Please see the sample program provided "exTkns.c".
each line in "pagerankList.txt" contains - url, out-degree and pagerank. To simplify your
task, you can assume that they are separated by ", " - that is a comma and one space.
Example:
% searchPagerank mars design
url
url

Submission

Additional files: You can submit additional supporting files, *.c and *.h, for this assignment.
IMPORTANT: Make sure that your additional files (*.c) DO NOT have "main" function.
For example, you may implement your graph adt in files graph.c and graph.h and submit these
two files along with other required files as mentioned below. However, make sure that these files
do not have "main" function.
I explain below how we will test your submission, hopefully this will answer all of your questions.
You need to submit the following files, along with your supporting files (*.c and *.h):
pagerank.c
inverted.c
searchPagerank.c
Now say we want to mark your pagerank.c program.
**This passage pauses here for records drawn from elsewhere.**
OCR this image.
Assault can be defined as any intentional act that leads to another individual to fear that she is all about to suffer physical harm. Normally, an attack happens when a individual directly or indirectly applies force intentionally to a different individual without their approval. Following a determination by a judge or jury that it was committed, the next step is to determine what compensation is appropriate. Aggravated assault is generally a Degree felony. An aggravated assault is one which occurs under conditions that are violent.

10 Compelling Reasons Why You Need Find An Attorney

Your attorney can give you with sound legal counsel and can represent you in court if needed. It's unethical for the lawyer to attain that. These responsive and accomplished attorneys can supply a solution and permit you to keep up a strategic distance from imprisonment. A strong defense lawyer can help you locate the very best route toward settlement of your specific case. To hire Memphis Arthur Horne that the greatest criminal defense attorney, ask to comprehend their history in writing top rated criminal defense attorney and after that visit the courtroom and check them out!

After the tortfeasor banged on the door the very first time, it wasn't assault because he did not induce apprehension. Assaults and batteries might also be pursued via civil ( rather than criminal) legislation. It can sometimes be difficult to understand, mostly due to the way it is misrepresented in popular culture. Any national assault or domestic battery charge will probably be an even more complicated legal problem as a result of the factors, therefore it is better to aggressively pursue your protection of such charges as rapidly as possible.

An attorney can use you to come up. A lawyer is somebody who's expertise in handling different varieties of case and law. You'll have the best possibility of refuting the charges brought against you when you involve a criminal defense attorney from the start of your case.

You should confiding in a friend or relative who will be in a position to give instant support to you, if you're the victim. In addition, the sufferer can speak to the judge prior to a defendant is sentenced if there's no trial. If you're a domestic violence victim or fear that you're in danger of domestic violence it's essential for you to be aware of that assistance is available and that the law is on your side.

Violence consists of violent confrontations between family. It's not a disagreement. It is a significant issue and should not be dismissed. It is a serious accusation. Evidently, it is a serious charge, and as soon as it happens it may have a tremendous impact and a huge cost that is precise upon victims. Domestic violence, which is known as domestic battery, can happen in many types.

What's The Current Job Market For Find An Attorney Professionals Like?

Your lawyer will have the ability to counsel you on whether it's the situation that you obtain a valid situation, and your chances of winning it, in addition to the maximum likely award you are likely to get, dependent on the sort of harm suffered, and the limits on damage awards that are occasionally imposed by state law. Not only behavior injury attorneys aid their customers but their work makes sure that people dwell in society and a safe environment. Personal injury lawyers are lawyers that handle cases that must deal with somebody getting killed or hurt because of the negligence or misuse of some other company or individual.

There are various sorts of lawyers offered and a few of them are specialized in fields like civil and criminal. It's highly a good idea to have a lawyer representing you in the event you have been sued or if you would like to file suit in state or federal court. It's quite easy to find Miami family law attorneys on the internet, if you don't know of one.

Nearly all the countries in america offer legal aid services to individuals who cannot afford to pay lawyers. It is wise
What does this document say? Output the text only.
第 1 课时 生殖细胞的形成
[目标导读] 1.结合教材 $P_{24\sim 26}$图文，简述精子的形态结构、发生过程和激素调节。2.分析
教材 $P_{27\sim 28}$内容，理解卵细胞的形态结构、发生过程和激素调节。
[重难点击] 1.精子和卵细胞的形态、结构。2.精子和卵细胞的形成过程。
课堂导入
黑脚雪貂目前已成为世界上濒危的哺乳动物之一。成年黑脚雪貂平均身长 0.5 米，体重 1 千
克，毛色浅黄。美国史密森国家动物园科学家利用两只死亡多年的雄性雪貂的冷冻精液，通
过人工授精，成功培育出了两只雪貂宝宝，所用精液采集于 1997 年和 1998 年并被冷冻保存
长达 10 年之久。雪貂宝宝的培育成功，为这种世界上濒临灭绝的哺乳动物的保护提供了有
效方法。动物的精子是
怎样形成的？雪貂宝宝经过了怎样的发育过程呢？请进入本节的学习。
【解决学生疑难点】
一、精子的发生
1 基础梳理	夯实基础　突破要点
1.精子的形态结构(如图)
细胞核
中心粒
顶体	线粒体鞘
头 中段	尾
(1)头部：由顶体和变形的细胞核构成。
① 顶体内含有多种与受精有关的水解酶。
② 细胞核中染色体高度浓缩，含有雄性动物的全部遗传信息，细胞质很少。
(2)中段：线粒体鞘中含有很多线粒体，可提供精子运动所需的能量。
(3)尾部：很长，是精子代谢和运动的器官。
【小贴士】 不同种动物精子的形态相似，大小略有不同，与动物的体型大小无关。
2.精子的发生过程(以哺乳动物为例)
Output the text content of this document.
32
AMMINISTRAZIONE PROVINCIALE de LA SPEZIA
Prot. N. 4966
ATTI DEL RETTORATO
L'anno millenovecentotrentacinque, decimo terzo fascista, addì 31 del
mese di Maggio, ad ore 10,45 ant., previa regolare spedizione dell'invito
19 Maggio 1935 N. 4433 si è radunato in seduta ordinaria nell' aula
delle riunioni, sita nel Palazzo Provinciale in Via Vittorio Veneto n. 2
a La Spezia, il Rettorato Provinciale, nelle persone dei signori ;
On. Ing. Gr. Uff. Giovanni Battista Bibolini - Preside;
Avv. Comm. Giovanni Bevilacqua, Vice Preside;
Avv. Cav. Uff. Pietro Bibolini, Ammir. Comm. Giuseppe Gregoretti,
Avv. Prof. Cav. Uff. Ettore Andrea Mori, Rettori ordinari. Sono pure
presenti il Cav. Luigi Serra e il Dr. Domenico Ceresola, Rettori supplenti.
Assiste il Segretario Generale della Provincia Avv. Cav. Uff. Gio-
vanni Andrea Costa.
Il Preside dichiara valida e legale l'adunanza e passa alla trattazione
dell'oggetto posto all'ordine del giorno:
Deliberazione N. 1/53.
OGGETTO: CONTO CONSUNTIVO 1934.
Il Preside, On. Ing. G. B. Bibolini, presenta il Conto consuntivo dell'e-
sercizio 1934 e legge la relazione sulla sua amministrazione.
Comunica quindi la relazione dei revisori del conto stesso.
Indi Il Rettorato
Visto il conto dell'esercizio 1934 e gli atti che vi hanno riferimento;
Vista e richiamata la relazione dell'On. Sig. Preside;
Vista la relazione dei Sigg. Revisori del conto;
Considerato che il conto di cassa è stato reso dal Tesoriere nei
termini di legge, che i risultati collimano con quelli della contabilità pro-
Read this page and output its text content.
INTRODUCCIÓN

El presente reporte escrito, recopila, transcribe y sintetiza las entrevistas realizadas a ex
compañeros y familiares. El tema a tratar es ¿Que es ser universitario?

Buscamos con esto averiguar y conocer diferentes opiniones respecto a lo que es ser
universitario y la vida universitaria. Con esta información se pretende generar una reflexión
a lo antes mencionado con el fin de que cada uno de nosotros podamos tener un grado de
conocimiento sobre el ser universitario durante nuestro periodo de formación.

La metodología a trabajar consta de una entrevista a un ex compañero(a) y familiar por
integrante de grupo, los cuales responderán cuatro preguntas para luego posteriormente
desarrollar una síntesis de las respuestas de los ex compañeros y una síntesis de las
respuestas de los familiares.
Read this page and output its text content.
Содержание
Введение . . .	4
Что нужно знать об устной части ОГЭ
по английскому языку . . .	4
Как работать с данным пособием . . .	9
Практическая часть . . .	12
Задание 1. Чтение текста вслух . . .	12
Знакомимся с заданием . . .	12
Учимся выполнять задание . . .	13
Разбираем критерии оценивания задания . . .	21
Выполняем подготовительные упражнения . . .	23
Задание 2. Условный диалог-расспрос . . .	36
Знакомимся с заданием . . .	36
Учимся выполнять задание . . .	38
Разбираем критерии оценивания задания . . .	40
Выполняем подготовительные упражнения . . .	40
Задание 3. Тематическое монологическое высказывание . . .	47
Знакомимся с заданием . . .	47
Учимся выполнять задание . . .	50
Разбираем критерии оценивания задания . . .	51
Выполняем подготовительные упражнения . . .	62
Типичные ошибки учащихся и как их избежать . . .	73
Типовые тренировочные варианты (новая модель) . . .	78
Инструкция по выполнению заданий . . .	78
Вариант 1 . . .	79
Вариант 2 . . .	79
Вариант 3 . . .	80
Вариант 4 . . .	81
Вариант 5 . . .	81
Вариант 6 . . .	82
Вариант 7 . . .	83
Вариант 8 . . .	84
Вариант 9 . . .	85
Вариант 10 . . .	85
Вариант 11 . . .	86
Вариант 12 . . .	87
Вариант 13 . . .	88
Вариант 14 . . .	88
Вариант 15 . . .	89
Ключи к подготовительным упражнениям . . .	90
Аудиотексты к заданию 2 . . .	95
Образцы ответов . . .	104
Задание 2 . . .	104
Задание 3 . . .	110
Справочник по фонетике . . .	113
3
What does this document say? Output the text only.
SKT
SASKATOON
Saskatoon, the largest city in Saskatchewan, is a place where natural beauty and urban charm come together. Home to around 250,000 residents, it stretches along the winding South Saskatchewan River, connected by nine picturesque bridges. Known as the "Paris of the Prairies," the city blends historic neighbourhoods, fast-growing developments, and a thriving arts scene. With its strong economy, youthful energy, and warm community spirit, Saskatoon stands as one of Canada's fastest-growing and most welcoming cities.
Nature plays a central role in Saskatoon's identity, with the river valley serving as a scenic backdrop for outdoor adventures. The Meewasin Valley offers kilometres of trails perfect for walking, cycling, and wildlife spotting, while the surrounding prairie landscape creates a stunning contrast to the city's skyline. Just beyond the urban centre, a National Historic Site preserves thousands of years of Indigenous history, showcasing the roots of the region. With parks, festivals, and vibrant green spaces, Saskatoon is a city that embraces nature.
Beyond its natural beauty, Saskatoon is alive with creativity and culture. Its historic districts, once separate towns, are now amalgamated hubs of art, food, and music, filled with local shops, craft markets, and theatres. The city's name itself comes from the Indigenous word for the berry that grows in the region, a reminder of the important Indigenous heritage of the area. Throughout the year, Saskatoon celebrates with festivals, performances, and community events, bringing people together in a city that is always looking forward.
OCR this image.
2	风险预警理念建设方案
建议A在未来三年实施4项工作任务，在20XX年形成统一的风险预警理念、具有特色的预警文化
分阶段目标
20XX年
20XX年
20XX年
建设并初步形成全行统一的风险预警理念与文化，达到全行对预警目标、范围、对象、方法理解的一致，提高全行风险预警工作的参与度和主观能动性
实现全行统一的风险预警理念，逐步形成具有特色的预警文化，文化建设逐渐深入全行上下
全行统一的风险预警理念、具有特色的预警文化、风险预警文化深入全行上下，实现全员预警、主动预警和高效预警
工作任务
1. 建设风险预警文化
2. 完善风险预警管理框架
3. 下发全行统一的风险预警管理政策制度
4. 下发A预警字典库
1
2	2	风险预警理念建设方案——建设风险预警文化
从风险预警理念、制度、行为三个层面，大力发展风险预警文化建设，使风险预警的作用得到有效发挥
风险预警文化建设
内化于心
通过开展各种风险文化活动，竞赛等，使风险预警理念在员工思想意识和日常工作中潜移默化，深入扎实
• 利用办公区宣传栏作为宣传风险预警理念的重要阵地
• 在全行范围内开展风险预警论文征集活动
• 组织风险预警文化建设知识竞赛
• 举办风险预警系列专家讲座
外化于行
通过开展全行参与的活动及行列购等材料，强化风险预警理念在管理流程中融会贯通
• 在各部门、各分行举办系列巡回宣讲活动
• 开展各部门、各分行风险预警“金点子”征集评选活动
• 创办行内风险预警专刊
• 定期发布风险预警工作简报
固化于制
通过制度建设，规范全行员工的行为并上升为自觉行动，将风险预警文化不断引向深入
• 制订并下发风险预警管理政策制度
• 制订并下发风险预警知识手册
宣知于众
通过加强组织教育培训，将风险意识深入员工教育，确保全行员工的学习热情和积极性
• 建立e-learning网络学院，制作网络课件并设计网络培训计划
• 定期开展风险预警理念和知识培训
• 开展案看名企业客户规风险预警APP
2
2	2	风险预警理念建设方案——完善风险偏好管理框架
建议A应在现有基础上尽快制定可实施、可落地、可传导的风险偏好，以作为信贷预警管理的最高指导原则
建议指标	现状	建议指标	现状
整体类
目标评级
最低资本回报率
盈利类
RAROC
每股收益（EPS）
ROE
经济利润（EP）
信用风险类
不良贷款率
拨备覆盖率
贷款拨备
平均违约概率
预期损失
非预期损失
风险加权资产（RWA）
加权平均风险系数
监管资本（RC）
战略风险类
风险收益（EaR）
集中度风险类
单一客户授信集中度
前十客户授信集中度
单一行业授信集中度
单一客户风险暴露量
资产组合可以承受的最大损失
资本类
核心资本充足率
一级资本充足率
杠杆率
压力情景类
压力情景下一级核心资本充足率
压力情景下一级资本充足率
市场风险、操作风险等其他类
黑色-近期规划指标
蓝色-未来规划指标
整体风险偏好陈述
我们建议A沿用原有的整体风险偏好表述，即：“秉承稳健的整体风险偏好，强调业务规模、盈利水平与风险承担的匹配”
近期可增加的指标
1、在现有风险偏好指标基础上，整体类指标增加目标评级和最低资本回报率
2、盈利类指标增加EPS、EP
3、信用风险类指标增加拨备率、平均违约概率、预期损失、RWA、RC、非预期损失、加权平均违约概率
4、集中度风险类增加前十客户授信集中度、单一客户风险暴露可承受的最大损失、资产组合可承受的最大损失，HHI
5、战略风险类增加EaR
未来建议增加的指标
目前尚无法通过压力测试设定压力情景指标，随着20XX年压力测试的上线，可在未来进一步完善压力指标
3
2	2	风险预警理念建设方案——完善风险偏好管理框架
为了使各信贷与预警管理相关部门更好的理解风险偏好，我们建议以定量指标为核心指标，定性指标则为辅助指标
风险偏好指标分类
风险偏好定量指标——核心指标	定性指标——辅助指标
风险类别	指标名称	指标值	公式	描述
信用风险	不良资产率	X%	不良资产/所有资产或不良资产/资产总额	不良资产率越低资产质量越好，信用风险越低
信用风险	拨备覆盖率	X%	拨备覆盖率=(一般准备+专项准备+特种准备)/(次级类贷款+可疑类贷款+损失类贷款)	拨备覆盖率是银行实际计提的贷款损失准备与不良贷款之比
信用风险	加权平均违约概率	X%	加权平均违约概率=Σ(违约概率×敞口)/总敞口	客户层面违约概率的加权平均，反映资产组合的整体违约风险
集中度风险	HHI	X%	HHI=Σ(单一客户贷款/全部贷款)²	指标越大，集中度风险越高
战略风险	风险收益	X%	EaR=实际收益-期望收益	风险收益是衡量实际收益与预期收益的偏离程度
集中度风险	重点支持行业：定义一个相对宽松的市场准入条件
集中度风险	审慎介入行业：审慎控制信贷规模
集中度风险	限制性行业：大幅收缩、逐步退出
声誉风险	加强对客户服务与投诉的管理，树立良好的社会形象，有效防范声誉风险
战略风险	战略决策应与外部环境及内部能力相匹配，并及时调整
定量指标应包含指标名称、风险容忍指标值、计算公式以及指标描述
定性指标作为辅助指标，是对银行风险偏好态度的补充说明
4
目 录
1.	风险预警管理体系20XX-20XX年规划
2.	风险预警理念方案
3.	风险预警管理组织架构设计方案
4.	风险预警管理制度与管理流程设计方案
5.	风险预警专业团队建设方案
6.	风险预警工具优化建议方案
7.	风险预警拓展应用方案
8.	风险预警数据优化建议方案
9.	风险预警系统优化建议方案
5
The auto marking program will take all your
supporting files (other *.h and *.c) files, along with pagerank.c and execute the following
command to generate executable file say called pagerank. Note that the other two files from the
above list (inverted.c and searchPagerank.c) will be removed from the dir:
% gcc -Wall -lm -Werror *.c -o pagerank
So we will not use your Makefile (if any). The above command will generate object files from
your supporting files and the file to be tested (say pagerank.c), links these object files and
generates executable file, say pagerank in the above example. Again, please make sure that you
DO NOT have main function in your supporting files (other *.c files you submit).
We will use similar approach to generate other two executables (for inverted.c and
searchPagerank.c).
How to Submit
Go to the following submission page, select the tab named "Make Submission", and follow the
instructions. The submission system will try to compile each required file, and  report the outcome
(ok or error). Please see the output, and correct any error. If you do not submit a file(s) for a
task(s), it will report it as an error(s).
Assignment 2 Submission Page

Plagiarism

You are allowed to use code from the course material (for example, available as part of the labs,
lectures and tutorials). If you use code from the course material, please clearly acknowledge it
by including a comment(s) in your file. If you have questions about the assignment, ask your tutor.
Your program must be entirely your own work. Plagiarism detection software compares all
submissions pairwise (including submissions for similar projects in previous years, if applicable)
and serious penalties will be applied, particularly in the case of repeat offences.
Do not copy from others; do not allow anyone to see your code, not even after the deadline
Please refer to the on-line sources to help you understand what plagiarism is and how it is dealt
with at UNSW:
Plagiarism and Academic Integrity
UNSW Plagiarism Procedure
Before submitting any work you should read and understand the sub section named Plagiarism in
the course outline. We regard unacknowledged copying of material, in whole or part, as an
extremely serious offence. For further information, see the course outline.
-- end --